Для Карла Шмитта критерием политического является некоторая интенсивность ПРОТИВОПОЛОЖНОСТИ, которая приобретет политический смысл вне зависимости от изначального содержания противоположности - религиозного, морального, экономического, этического. Как только мы можем сказать, что зафиксировано образование групп друзей и врагов, фиксируем одновременно и политическое. Но этого мало. Шмитт выделяет два фактора, которые отделяют частную вражду от политической: враг, во-первых, есть борющаяся совокупность людей, противостоящая точно такой же совокупности; во-вторых, борющаяся публично.
При этом у политики нет собственного содержания. Содержание поставляется ему той проблематикой, по поводу которой между группами ведется непримиримая борьба (внешне, отметим, возможно, весьма корректная и регламентированная).
...
[Агнес] Хеллер говорит о трех независимых логиках любого обсуждения: путь к столкновению, состояние сосуществования и состояние сотрудничества. В первом случае политическое ясно прорисовано и ясно видны проблемы современности - размывание представлений о политическом, деполитизация мышления, департизация политической конкуренции, бюрократизация государственной машины и др. В последнем случае логика сотрудничества затушевывает вопрос о целях сотрудничества и политизирует те вопросы, которые по своему смыслу должны иметь минимальную концентрацию политического.

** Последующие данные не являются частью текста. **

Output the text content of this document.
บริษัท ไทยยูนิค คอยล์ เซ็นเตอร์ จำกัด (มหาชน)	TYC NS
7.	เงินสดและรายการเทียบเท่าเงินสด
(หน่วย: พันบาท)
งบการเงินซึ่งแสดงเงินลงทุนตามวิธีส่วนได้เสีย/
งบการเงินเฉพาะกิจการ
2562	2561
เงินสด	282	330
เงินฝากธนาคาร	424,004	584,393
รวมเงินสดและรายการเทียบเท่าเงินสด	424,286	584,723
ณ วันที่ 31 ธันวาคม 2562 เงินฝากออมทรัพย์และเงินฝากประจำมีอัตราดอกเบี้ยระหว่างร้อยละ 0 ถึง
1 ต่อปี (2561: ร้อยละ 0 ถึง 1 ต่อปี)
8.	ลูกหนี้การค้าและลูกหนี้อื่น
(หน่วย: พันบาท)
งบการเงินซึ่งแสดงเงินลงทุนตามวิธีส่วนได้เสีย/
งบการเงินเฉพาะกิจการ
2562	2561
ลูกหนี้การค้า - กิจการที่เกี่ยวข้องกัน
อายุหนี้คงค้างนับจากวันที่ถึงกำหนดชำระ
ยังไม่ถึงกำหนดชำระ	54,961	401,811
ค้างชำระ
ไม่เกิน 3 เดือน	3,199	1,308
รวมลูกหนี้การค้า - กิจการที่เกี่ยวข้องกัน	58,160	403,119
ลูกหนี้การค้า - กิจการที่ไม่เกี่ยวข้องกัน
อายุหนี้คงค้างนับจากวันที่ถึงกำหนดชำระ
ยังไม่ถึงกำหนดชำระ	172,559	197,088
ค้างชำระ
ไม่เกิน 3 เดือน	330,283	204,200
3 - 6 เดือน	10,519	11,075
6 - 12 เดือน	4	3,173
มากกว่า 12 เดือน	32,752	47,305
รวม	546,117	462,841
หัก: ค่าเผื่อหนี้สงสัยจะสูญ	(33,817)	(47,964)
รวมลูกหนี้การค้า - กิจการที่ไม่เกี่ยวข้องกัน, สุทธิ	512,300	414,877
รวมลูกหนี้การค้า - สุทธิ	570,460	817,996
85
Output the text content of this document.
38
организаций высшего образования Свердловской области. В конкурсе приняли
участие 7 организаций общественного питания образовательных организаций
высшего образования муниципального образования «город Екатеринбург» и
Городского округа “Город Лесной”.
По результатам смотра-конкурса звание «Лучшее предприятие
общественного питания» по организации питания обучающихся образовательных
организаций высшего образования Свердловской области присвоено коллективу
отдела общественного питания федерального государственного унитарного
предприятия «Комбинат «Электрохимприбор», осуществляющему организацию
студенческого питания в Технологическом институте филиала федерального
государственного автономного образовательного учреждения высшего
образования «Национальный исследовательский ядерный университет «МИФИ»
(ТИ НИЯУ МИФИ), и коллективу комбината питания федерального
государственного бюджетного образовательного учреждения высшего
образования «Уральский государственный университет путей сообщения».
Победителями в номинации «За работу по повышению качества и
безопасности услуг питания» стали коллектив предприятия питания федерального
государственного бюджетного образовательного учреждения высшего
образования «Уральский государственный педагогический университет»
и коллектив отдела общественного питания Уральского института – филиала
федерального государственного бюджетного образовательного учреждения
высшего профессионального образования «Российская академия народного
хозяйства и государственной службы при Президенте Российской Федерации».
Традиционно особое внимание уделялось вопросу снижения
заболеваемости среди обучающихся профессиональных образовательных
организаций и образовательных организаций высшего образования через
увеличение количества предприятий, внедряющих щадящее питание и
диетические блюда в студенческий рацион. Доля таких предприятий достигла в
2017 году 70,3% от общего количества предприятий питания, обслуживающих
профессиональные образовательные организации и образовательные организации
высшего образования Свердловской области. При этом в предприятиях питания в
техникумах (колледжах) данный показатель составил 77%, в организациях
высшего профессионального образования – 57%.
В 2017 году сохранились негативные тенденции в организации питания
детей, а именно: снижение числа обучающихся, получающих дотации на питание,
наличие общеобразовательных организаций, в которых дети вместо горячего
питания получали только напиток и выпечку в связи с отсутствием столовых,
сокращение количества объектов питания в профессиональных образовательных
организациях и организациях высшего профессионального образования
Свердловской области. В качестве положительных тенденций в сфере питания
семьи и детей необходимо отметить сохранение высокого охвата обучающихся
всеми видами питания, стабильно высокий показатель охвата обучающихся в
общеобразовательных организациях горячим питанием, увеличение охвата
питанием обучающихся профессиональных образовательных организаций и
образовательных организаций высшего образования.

Промежуточный вариант «логики сосуществования», с одной стороны, лишает политическое конфронтационного содержания, с другой - тормозит выработку выраженного понятия о «своем». Сосуществование одинаково прохладно и к «своим», и к «чужим».
Если в первом случае мы имеем дело с конфронтационной логикой и органичными оппозициями мы/они, национальным пониманием политического, то во втором - с консенсусным, глобалистским, бюрократическим, поверхностным пониманием политического. Промежуточный случай чреват как неорганическими оппозициями (например, классовыми), так и поверхностной идеологией в сочетании с двойными стандартами, метаниями между национальными и интернациональными ценностями.
Хеллер полагает, что к политическим можно отнести речевые акты, направленные на взаимное понимание. Шмитт, напротив, считает, что все политические понятия, представления и слова имеют полемический смысл. Следовательно, как только политический текст направлен не на консолидацию «своего» и оппонирование «чужому», а на некое всеобщее понимание, он ослабляет свою политическую сущность или вовсе ее утрачивает (если не встречает сопротивления).
Введение свободы в понятие политического (политизация свободы или либерализация политики) означает деполитизацию мышления, департизацию политики и превращение политических институтов в фикцию, используемую денационализированной бюрократией, а научных понятий - в обыденные метафоры. В случае введения справедливости в качестве ключевого понятия в политическое, деполитизация мышления, очевидно, остается, но политика как раз оказывается партийной и система управления политизируется, становясь частью партии - фиктивным будет мировоззрение, подменяемое омертвевшей и застывшей идеологией. Оба случая - скорее уж не логика, а политика, политическая позиция, намеренная прикинуться безопасной логикой.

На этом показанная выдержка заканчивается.